COLUMBUS, Ohio — The commitment of Jaelen Gill to Ohio State was huge for the Buckeyes, but it was equally impactful for recruiting rivals.
Teams trying to sway elite Columbus talent away from the inevitable were once again left empty-handed. Gill in particular, though, surely left them with one big question: If not now, when?
It will always be an uphill battle to sway Columbus natives from Ohio State, and most such recruitments are sure things. Players such as linebackers Darron Lee and Joshua Perry were never going to go anywhere but Ohio State once they got offered. That goes double or 2017 linebacker signee Brendon White, whose father, William, played for the Buckeyes.
In Gill, though, other teams had hope. The Westerville South star is a national talent, and his actions suggested a national recruitment. Over the course of his recruitment, he took visits to Kentucky, Pitt, Penn State, Michigan State, Illinois, Purdue, Tennessee, Virginia Tech, Michigan, UCLA, USC and Notre Dame. He’s not yet finished his junior year in high school, so all of those trips were of the unofficial variety on his own dime.
He’d just returned from the California trip to see USC and UCLA when he competed at a camp put on by former commit Danny Clark’s father in April 2016. While watching his son from the sidelines, Gill’s father, Rod, said schools were so insecure about Gill’s proximity to Ohio State that they needed him to visit in order to issue a scholarship offer.

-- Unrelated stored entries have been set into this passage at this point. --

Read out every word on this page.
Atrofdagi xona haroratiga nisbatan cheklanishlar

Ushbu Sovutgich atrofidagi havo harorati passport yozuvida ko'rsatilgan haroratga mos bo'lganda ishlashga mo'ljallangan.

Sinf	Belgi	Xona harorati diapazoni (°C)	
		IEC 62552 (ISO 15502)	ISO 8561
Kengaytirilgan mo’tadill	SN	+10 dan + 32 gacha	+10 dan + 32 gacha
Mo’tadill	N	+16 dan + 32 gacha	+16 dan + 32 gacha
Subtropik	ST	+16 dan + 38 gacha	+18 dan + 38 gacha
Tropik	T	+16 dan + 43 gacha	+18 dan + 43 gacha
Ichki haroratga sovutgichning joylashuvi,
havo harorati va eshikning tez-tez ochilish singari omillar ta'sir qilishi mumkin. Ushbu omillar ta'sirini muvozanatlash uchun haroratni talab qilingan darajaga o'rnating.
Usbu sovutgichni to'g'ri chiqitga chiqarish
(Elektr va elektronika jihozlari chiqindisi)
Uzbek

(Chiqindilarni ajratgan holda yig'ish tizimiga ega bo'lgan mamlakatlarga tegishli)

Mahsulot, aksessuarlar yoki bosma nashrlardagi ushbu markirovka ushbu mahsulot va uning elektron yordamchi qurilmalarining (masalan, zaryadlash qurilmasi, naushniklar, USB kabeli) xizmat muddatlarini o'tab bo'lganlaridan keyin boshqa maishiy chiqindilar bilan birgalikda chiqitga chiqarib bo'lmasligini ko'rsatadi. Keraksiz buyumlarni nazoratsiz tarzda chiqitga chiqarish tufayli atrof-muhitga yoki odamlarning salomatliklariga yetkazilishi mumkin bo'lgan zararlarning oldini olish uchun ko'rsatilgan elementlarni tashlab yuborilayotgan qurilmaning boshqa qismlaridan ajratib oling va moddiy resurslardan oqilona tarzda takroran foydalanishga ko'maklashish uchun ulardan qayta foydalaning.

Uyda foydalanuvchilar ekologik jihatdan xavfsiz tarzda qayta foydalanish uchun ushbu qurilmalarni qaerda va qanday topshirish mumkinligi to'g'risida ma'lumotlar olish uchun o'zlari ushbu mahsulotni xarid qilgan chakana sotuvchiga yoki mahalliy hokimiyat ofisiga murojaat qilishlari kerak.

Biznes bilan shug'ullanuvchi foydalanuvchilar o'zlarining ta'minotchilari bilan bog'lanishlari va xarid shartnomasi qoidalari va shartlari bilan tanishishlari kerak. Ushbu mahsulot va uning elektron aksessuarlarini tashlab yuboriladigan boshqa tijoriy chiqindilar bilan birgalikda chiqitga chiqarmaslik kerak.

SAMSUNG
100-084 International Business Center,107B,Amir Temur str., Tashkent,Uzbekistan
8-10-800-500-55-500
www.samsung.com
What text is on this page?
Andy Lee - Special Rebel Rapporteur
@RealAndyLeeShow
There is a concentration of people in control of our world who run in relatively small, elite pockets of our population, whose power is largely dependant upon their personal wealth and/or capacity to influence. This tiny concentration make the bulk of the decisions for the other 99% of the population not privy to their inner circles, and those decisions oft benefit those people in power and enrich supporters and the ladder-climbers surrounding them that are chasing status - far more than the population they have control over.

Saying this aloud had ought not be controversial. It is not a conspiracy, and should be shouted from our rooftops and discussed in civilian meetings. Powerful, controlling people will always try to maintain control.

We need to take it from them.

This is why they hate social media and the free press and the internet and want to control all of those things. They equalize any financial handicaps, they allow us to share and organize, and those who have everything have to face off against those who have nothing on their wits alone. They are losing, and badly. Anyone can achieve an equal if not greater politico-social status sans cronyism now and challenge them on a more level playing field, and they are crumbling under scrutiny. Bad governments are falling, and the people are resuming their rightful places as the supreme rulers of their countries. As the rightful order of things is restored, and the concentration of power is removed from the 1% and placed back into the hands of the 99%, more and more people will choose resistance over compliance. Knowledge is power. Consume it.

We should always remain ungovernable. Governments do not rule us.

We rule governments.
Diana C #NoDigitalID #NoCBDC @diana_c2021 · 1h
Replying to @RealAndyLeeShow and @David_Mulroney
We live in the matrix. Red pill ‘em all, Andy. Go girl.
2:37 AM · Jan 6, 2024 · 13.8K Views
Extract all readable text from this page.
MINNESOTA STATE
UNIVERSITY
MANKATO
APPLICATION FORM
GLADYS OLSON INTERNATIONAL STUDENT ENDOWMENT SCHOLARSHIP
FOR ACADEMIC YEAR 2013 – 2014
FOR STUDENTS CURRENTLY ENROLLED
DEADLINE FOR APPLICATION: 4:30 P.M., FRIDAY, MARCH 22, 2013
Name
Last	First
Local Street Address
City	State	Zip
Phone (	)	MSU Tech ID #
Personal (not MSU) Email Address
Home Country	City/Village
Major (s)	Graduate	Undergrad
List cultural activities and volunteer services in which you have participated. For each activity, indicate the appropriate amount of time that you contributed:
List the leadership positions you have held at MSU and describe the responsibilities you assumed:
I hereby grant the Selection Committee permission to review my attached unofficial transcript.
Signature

“A lot of the SEC schools will talk to us, but they won’t offer him because they think he’s an Ohio State lock,” Rod said. “They talked to us before he got the Ohio State offer, but as soon as he got the Ohio State offer they backed off.”
So they went. They traveled throughout the Big Ten, flew to the West Coast and dipped into SEC country. Gill visited Tennessee and Virginia Tech multiple times. The trip to Los Angeles is something Ohio prospects rarely do — especially as an unofficial — but Gill felt it was necessary.
“Why not go out to California? Why not go down south? You don’t know what’s out there until you go out there,” Gill said last year. “I was impressed with UCLA and USC. It definitely opened my eyes. I didn’t know how good of schools they were until I went out there. You kind of need to do stuff like that.
“When they first start talking to me, they asked me if they’re wasting their time by recruiting me. I tell them, ‘No, not at all.’ I’m open to anywhere.”
He offered the best chance these schools have ever seen to pluck an elite talent from Columbus. For a second, it looked like one had succeeded. At his commitment ceremony Gill initially said he was committing to UCLA. But it was a ruse. He ripped off the blue shirt to reveal a black Ohio State one.
A couple of decades ago, before Ohio State strengthened its in-state grip, things may have been different. Take, for instance, Ki-Jana Carter. The future No. 1 NFL draft pick also attended Westerville South. Instead of choosing Ohio State, though, the high school All-American went to Penn State.
Those days are over, at least as long as Urban Meyer is at the helm in Columbus. Gill said the staff prioritizes central Ohio kids above all else even though they are often the surest bets to commit. Gill was the most open to leaving, and Ohio State still locked him up nearly a year before signing day.
Schools out west and down south took their best shot at their best chance and still came up empty.
“I would say 95 or maybe 100 percent, if you’re from central Ohio and you have an Ohio State offer, you’re most likely going to go to Ohio State,” Gill said.
For proof, look no further than his recruitment.